Abstract:In order to solve the problems of low efficiency and long diagnosis time of traditional vibration signal feature extraction, a rolling bearing fault diagnosis method based on empirical mode decomposition and principal component analysis were proposed. Firstly, the empirical mode decomposition was used to decompose the vibration signal into a finite number of intrinsic mode functions and a residual function to extract the energy of the main intrinsic mode functions and their local average frequency characteristics.
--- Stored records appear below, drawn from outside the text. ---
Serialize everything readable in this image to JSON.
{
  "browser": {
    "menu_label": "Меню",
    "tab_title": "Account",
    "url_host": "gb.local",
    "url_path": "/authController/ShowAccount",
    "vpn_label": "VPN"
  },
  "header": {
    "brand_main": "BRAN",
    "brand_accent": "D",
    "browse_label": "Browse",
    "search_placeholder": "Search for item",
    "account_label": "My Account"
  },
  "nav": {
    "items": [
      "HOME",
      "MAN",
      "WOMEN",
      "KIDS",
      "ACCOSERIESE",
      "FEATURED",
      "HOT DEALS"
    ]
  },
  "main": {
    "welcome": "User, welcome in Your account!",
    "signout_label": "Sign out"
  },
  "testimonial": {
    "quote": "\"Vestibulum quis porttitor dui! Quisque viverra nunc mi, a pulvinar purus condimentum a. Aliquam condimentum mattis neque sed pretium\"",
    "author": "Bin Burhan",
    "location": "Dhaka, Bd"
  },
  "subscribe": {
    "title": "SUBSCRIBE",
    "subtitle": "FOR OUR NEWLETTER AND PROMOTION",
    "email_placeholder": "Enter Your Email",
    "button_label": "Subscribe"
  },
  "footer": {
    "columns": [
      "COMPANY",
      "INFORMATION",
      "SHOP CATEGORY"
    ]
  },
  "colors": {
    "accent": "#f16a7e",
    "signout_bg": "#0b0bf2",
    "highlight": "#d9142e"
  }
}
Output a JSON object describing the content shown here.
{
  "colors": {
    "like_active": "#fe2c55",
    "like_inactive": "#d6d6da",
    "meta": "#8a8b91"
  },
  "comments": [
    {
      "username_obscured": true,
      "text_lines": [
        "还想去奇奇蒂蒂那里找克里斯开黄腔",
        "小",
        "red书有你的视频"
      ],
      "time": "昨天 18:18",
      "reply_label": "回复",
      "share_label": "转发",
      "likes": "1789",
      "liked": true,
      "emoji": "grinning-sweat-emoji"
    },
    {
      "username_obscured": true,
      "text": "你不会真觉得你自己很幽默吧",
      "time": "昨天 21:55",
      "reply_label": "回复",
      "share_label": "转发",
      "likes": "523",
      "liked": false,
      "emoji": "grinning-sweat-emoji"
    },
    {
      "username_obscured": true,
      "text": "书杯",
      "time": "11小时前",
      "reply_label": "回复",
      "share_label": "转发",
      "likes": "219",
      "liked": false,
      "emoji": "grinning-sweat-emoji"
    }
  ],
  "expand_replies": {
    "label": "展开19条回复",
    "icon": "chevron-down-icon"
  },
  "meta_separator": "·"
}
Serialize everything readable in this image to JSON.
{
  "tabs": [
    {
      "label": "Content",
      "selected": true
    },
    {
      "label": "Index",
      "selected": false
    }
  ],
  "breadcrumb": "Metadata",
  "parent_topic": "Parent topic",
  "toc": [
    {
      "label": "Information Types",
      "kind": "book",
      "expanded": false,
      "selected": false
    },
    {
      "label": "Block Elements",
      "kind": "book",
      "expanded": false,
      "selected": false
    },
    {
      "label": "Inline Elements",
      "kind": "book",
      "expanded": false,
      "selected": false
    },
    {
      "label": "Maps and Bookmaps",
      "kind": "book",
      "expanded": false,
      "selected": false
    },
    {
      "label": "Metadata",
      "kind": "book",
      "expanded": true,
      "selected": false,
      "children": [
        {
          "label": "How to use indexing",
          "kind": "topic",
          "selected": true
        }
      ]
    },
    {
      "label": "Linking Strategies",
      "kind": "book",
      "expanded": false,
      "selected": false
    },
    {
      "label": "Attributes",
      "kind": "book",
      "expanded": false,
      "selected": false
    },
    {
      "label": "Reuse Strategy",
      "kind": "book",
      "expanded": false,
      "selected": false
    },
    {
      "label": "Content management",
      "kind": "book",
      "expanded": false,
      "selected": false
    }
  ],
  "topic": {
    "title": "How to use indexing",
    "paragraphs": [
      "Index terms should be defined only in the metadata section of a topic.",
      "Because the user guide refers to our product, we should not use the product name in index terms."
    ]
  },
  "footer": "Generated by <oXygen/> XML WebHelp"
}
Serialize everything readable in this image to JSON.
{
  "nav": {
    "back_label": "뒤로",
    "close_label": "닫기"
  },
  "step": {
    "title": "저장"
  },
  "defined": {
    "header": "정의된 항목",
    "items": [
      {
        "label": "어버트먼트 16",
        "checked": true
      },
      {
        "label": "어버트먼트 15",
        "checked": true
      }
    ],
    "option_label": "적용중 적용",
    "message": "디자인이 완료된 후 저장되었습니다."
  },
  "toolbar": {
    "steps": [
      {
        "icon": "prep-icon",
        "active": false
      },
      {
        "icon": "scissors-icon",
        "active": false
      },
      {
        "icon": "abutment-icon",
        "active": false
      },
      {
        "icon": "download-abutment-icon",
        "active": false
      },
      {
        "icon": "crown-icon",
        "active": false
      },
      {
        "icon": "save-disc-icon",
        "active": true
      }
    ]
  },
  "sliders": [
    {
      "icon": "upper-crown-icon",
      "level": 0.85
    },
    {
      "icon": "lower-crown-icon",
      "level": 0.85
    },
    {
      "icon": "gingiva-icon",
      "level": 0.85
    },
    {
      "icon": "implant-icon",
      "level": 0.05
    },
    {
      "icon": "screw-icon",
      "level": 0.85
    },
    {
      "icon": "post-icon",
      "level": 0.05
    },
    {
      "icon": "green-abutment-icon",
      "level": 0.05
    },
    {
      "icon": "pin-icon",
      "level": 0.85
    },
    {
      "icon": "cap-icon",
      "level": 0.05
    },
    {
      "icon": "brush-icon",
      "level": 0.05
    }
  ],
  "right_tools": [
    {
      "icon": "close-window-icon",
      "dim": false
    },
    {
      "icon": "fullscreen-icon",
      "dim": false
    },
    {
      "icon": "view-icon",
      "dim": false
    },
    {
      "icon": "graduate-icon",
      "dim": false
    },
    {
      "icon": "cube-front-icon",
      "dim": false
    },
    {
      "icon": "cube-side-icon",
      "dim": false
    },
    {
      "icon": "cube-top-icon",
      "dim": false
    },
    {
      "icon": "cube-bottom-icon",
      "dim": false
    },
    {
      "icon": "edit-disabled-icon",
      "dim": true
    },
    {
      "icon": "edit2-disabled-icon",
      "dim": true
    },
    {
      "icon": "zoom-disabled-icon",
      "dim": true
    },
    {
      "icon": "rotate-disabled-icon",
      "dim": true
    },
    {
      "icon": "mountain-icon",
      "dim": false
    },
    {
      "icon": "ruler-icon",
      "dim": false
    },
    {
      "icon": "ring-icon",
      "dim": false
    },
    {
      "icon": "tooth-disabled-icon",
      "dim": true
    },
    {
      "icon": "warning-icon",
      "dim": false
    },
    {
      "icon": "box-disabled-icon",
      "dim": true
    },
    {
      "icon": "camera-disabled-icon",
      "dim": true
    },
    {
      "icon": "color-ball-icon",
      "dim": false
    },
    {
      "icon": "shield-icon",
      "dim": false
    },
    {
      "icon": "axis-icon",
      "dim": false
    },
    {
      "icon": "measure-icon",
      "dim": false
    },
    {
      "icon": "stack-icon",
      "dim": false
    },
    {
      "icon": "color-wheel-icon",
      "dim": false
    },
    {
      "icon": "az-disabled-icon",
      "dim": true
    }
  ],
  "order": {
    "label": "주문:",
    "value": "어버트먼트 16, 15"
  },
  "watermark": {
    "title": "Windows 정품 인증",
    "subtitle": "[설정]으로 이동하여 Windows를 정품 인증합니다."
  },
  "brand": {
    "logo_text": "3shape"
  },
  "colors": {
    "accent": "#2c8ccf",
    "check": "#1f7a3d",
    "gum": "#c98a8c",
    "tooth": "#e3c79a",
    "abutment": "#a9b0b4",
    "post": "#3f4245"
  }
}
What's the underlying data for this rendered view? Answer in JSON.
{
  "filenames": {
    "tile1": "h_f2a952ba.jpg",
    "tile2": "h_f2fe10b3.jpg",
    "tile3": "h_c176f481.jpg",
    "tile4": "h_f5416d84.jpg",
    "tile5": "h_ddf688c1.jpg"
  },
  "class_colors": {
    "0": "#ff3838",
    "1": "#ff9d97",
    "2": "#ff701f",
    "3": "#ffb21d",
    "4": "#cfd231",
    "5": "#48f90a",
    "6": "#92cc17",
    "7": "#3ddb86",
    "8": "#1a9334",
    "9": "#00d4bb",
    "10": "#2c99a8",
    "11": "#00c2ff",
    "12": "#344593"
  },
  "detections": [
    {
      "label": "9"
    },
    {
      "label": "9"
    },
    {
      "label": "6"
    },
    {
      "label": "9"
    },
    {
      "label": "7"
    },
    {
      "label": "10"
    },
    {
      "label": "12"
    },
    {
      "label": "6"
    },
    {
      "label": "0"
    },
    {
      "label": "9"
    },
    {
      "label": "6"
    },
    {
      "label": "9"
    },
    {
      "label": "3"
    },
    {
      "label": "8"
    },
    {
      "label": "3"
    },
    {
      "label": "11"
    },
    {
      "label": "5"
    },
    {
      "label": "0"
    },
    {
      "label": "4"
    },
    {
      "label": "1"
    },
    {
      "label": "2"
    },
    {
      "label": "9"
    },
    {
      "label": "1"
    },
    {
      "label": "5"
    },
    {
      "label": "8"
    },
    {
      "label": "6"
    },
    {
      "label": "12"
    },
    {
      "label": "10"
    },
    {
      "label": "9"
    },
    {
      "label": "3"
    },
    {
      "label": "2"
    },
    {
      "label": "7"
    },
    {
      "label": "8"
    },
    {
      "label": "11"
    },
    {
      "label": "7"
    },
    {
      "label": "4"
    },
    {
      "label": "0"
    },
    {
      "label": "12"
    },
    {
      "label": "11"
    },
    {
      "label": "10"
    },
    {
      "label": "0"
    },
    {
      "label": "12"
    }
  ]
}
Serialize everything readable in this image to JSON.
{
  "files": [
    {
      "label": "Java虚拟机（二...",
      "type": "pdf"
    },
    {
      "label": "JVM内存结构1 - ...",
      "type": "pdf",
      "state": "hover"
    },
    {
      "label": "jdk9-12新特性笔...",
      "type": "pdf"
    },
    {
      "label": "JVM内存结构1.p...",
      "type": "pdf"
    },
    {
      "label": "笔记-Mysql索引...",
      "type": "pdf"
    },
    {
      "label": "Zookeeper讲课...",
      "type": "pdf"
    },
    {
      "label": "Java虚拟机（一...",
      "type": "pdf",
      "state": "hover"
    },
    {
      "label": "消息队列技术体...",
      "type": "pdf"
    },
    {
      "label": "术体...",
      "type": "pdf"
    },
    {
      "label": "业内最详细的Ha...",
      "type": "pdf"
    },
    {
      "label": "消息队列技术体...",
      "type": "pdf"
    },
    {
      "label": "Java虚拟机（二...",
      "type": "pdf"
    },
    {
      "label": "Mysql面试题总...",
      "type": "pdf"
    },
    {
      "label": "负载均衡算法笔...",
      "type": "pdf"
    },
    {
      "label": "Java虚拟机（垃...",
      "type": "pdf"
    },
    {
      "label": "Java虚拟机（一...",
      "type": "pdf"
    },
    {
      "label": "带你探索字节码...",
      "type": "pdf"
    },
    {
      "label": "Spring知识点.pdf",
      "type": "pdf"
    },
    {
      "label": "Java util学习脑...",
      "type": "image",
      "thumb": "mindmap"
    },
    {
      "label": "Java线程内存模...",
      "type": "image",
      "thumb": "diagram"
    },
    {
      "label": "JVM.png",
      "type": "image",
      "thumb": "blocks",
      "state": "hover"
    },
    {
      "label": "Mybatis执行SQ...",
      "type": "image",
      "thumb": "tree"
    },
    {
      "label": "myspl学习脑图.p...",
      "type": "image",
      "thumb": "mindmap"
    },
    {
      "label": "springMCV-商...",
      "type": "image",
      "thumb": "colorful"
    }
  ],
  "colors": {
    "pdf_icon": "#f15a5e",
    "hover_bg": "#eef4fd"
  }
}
Finally, the composite feature vector was used as the input of principal component analysis classifier to complete the fault identification. The experimental results showed that the composite eigenvector can effectively reflect the running state of the bearing. Compared with BP neural network, support vector machine and K-nearest neighbor algorithm, principal component analysis classification not only can accurately identify faults, but also has the advantages of short training time and convenient use.
汪朝海,蔡晋辉,曾九孙. 基于经验模态分解和主成分分析的滚动轴承故障诊断研究[J]. 计量学报, 2019, 40(6): 1077-1082.
WANG Chao-hai,CAI Jin-hui,ZENG Jiu-sun. Research on Fault Diagnosis of Rolling Bearing Based on Empirical Mode Decomposition and Principal Component Analysis. Acta Metrologica Sinica, 2019, 40(6): 1077-1082.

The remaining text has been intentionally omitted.